Übe, die Anspannung im Auge zu behalten. Nutze dazu am besten die 0-100-Skala. Am Anfang hat man keine Ahnung, wo man sich darauf einordnen soll. Aber glaub mir, mit der Zeit bekommst du ein Gefühl dafür. Auf Station wurden wir zu Beginn jeder Einheit nach der Anspannung gefragt. Außerhalb der Klinik kann diese Aufgabe beispielsweise dein Handy erledigen. Stell dir einen regelmäßigen Wecker oder mach dir eine alle paar Stunden eine Erinnerung.

Auch für den Partner ist das eine sehr gute und hilfreiche Sache.
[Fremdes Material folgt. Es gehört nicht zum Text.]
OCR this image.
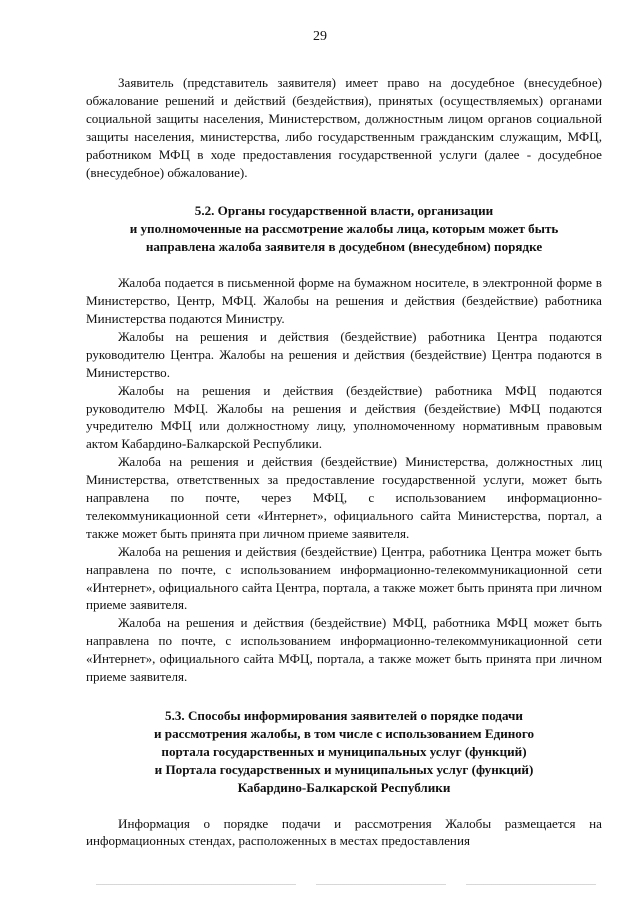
29

Заявитель (представитель заявителя) имеет право на досудебное (внесудебное) обжалование решений и действий (бездействия), принятых (осуществляемых) органами социальной защиты населения, Министерством, должностным лицом органов социальной защиты населения, министерства, либо государственным гражданским служащим, МФЦ, работником МФЦ в ходе предоставления государственной услуги (далее - досудебное (внесудебное) обжалование).

5.2. Органы государственной власти, организации
и уполномоченные на рассмотрение жалобы лица, которым может быть
направлена жалоба заявителя в досудебном (внесудебном) порядке

Жалоба подается в письменной форме на бумажном носителе, в электронной форме в Министерство, Центр, МФЦ. Жалобы на решения и действия (бездействие) работника Министерства подаются Министру.

Жалобы на решения и действия (бездействие) работника Центра подаются руководителю Центра. Жалобы на решения и действия (бездействие) Центра подаются в Министерство.

Жалобы на решения и действия (бездействие) работника МФЦ подаются руководителю МФЦ. Жалобы на решения и действия (бездействие) МФЦ подаются учредителю МФЦ или должностному лицу, уполномоченному нормативным правовым актом Кабардино-Балкарской Республики.

Жалоба на решения и действия (бездействие) Министерства, должностных лиц Министерства, ответственных за предоставление государственной услуги, может быть направлена по почте, через МФЦ, с использованием информационно-телекоммуникационной сети «Интернет», официального сайта Министерства, портал, а также может быть принята при личном приеме заявителя.

Жалоба на решения и действия (бездействие) Центра, работника Центра может быть направлена по почте, с использованием информационно-телекоммуникационной сети «Интернет», официального сайта Центра, портала, а также может быть принята при личном приеме заявителя.

Жалоба на решения и действия (бездействие) МФЦ, работника МФЦ может быть направлена по почте, с использованием информационно-телекоммуникационной сети «Интернет», официального сайта МФЦ, портала, а также может быть принята при личном приеме заявителя.

5.3. Способы информирования заявителей о порядке подачи
и рассмотрения жалобы, в том числе с использованием Единого
портала государственных и муниципальных услуг (функций)
и Портала государственных и муниципальных услуг (функций)
Кабардино-Балкарской Республики

Информация о порядке подачи и рассмотрения Жалобы размещается на информационных стендах, расположенных в местах предоставления
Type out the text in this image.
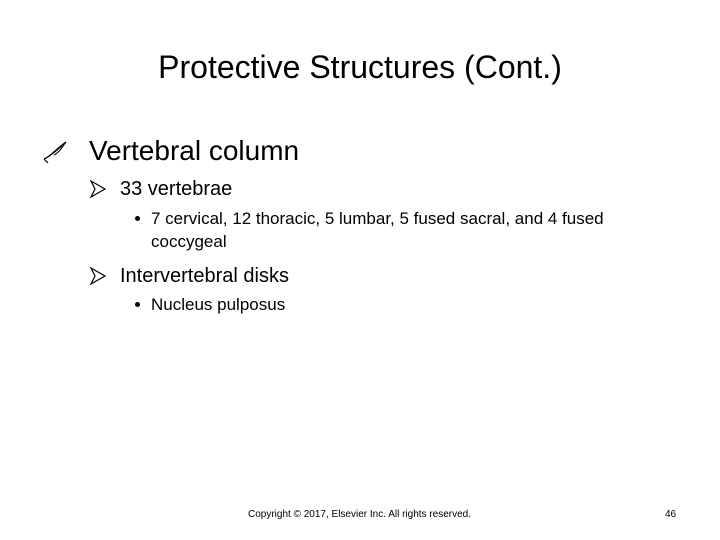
Protective Structures (Cont.)
Vertebral column
33 vertebrae
7 cervical, 12 thoracic, 5 lumbar, 5 fused sacral, and 4 fused coccygeal
Intervertebral disks
Nucleus pulposus
Copyright © 2017, Elsevier Inc. All rights reserved.	46
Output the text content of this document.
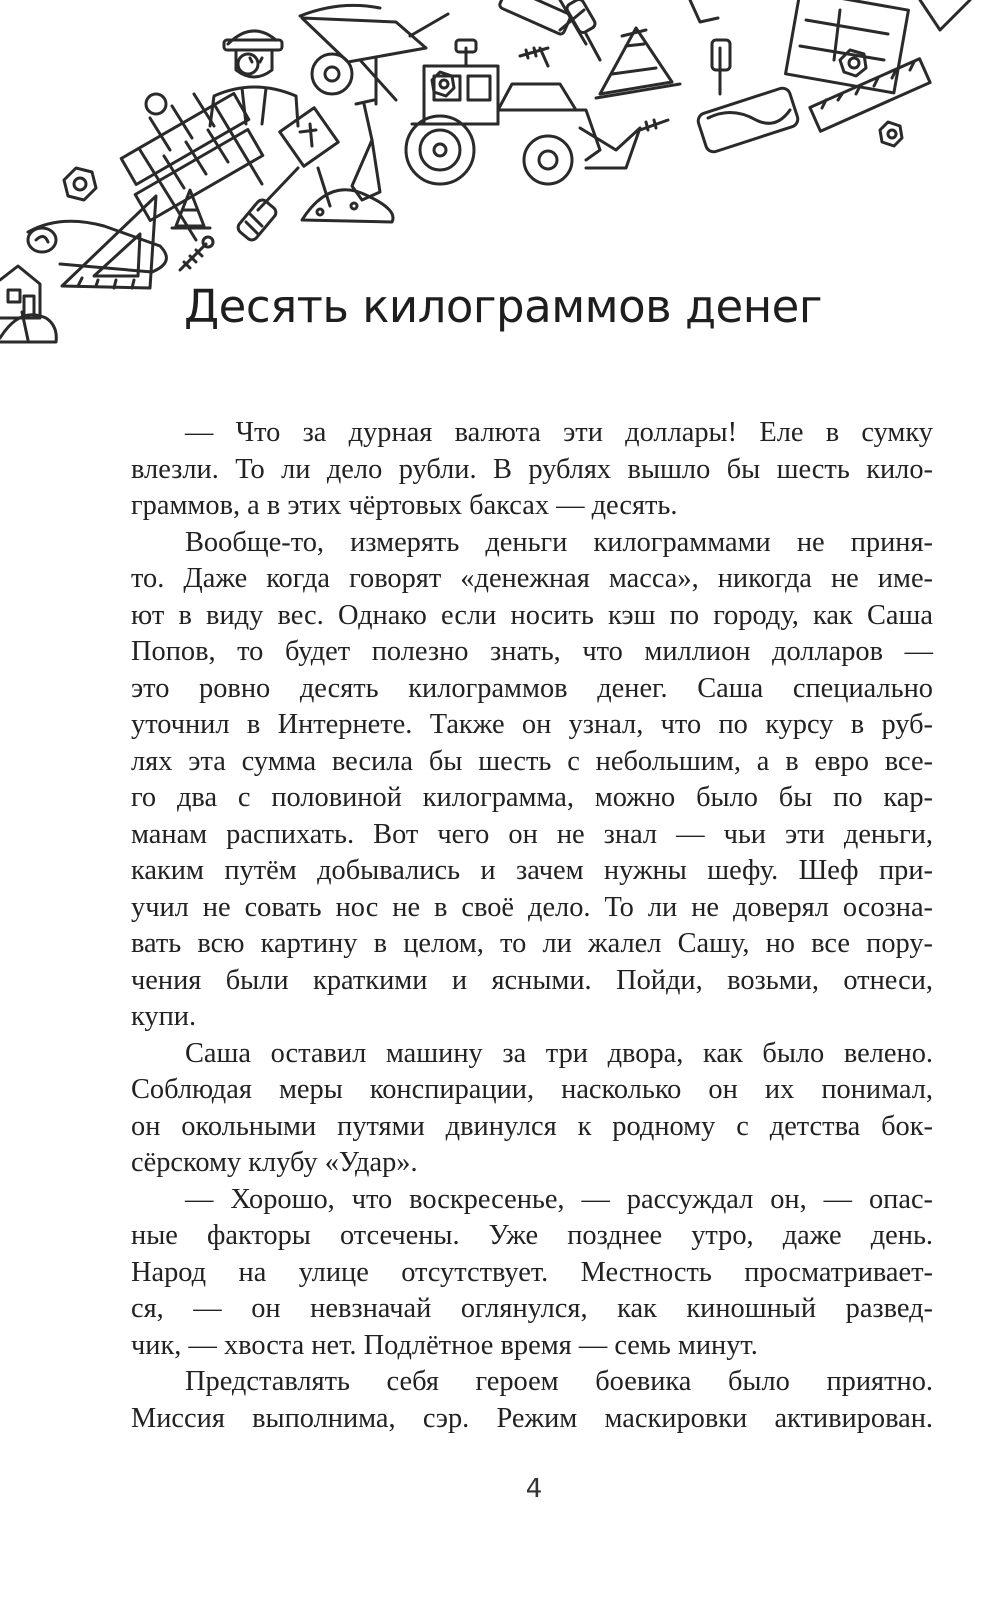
Десять килограммов денег
— Что за дурная валюта эти доллары! Еле в сумку
влезли. То ли дело рубли. В рублях вышло бы шесть кило-
граммов, а в этих чёртовых баксах — десять.
Вообще-то, измерять деньги килограммами не приня-
то. Даже когда говорят «денежная масса», никогда не име-
ют в виду вес. Однако если носить кэш по городу, как Саша
Попов, то будет полезно знать, что миллион долларов —
это ровно десять килограммов денег. Саша специально
уточнил в Интернете. Также он узнал, что по курсу в руб-
лях эта сумма весила бы шесть с небольшим, а в евро все-
го два с половиной килограмма, можно было бы по кар-
манам распихать. Вот чего он не знал — чьи эти деньги,
каким путём добывались и зачем нужны шефу. Шеф при-
учил не совать нос не в своё дело. То ли не доверял осозна-
вать всю картину в целом, то ли жалел Сашу, но все пору-
чения были краткими и ясными. Пойди, возьми, отнеси,
купи.
Саша оставил машину за три двора, как было велено.
Соблюдая меры конспирации, насколько он их понимал,
он окольными путями двинулся к родному с детства бок-
сёрскому клубу «Удар».
— Хорошо, что воскресенье, — рассуждал он, — опас-
ные факторы отсечены. Уже позднее утро, даже день.
Народ на улице отсутствует. Местность просматривает-
ся, — он невзначай оглянулся, как киношный развед-
чик, — хвоста нет. Подлётное время — семь минут.
Представлять себя героем боевика было приятно.
Миссия выполнима, сэр. Режим маскировки активирован.
4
Fragt immer mal wieder nach, wo die Anspannung gerade liegt. So kannst du einschätzen, woran du gerade bist. Vielleicht könnt ihr auch gemeinsam die Anspannungszeichen durchgehen. Dem Umfeld fallen oft ganz andere Sachen auf, als einem selber. Und wenn ihr beide lernt, darauf zu achten, kann sich vielleicht die ein oder andere Krisensituation verhindern lassen.

Eine Warnung will ich aber noch schnell loswerden: nur weil die Anspannung im einen Moment bei 30 ist heißt das nicht, dass sie in der nächsten Sekunde nicht bei 90 sein kann. Aber zu wissen, ob der Partner gerade nahe an der 70 oder weit davon entfernt ist, kann den Umgang miteinander wesentlich verbessern.

Meine Anspannung liegt gerade bei 55/60.